Our meditation is our mainstay. Without it, we are lost. While we may not have a sense of where we are going, or not going in our meditation, it does not matter. A true lover doesn’t figure the odds and live with the illusion that if I give two-and-one half hours, I will be holy and attain my goal. We no longer need to run from street to street knocking on strangers’ doors to make sure this is the right path. Our meditation, whether we see or hear anything for 50 years, will awaken us, often imperceptibly, to the truth of this path, but we must listen to the quietness within ourselves that only happens when we sit and repeat the names. We are so conditioned that we have forgotten that time is only a mental construct. Fifty years does not matter as long as we are doing our meditation, two years doesn’t matter as long as we are doing our meditation.

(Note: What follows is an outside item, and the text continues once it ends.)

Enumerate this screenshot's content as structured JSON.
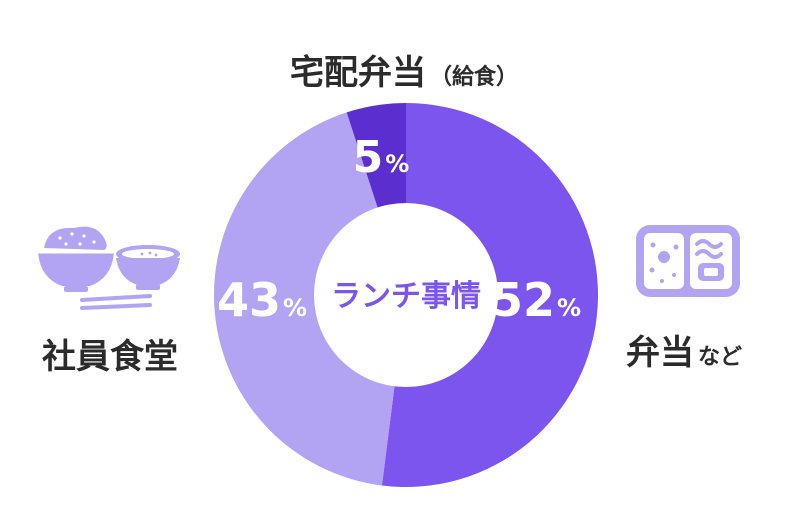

Angela of Foligno, in the Book of Divine Consolation, says, p. 25
When a soul feels the presence of God more deeply than is customary, then it knows with certainty that He is within.9
Meditation opens us inwardly and with each and every round of Simran we are attuning ourselves to the Beloved “that one thing”. Eventually we can learn to live where the inner and outer world meet, and the soul becomes the driver within us. Because of our meditation we may become more conscious of a “somewhere else” and devote ourselves to the awakening of our soul. Our focus shifts. We stop seeing the world through our ego and we come to know Him reflected in all of his Creation. Our painful days of separation are over and become a distant memory. Everything becomes a mirror of him, and we will never again forget that One thing, our beloved, that we came here to remember.
Amanda Gorman, Junior poet laureate wrote:
There is always light, if only we’re brave enough to see it.
If only we’re brave enough to be it.10
- http//awakening-together.org/June-26-1026 daily quote, accessed November 2022.
- Coleman Barks, The Soul of Rumi, p.150
- Masnavi, Book I, “The Song of the Reed”, p.13
- Maharaj Sawn Singh, My Submission, p. 97
- ee cummings, Complete Poems (1904-1962), Poem 38
- Many Voices One Song, p.112
- Quoted in Llewellyn Vaughan-Lee, Love is a Fire, p.143
- Rumi, The Essential Rumi, p.109
- Angela of Foligno, in The Book of Divine Consolation, p.25
- Amanda Gorman, “The Hill We Climb” Inaugauration Speech, Jan 22, 2021.